Children and adolescents with follicular lymphoma have an excellent prognosis with either limited chemotherapy or with a "watch and wait" strategy after complete resection
Attarbaschi, Andishe × Beishuizen, Auke Mann, Georg Rosolen, Angelo Mori, Tetsuya Uyttebroeck, Anne Niggli, Felix Csoka, Monika Krenova, Zdenka Mellgren, Karin Kabickova, Edita Chiang, Alan Ks Reiter, Alfred Williams, Denise Burkhardt, Birgit on behalf of the European Intergroup for Childhood Non-Hodgkin Lymphoma (EICNHL) and the international Berlin-Frankfurt-Münster (i-BFM) Study Group #
Annals of hematology vol:92 issue:11 pages:1537-41
Data on clinical features and outcome in pediatric follicular lymphoma (pFL) are scarce.
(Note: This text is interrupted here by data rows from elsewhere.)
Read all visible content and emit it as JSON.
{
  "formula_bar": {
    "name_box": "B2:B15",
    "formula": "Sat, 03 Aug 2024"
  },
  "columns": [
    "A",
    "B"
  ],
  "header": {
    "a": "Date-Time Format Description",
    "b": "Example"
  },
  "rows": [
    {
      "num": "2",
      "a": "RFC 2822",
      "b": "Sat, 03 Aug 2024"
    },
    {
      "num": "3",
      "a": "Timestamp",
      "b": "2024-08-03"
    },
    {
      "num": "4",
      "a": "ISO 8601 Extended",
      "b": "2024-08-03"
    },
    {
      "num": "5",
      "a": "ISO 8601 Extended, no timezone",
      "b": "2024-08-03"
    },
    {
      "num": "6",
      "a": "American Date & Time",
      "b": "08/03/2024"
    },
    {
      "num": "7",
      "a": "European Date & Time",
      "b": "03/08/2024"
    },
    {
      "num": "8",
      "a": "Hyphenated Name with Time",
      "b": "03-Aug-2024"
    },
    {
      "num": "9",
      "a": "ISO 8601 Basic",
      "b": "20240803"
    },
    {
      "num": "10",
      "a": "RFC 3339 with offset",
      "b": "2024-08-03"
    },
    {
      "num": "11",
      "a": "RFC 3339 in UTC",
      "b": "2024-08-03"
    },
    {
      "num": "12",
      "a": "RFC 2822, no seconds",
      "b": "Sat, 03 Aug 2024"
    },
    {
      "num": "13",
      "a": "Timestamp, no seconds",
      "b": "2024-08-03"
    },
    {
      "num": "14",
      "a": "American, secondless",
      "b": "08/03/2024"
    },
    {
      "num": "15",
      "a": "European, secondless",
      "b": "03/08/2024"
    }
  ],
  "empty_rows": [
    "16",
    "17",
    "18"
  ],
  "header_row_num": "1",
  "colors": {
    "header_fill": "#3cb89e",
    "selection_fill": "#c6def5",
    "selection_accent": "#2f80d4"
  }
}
The aim of this retrospective study including 13 EICNHL and/or i-BFM study group members was to assess clinical characteristics and course in a series of 63 pFL patients. pFL was found to be associated with male gender (3:1), older age (72 % ≥10 years old), low serum LDH levels (<500 U/l in 75 %), grade 3 histology (in 88 %), and limited disease (87 % stage I/II disease), mostly involving the peripheral lymph nodes. Forty-four out of sixty-three patients received any polychemotherapy and 1/63 rituximab only, while 17/63 underwent a "watch and wait" strategy. Of 36 stage I patients, 30 had complete resections. Only one patient relapsed; 2-year event-free survival and overall survival were 94 ± 5 and 100 %, respectively, after a median follow-up of 2.2 years. Conclusively, treatment outcome in pFL seems to be excellent with risk-adapted chemotherapy or after complete resection and an observational strategy only.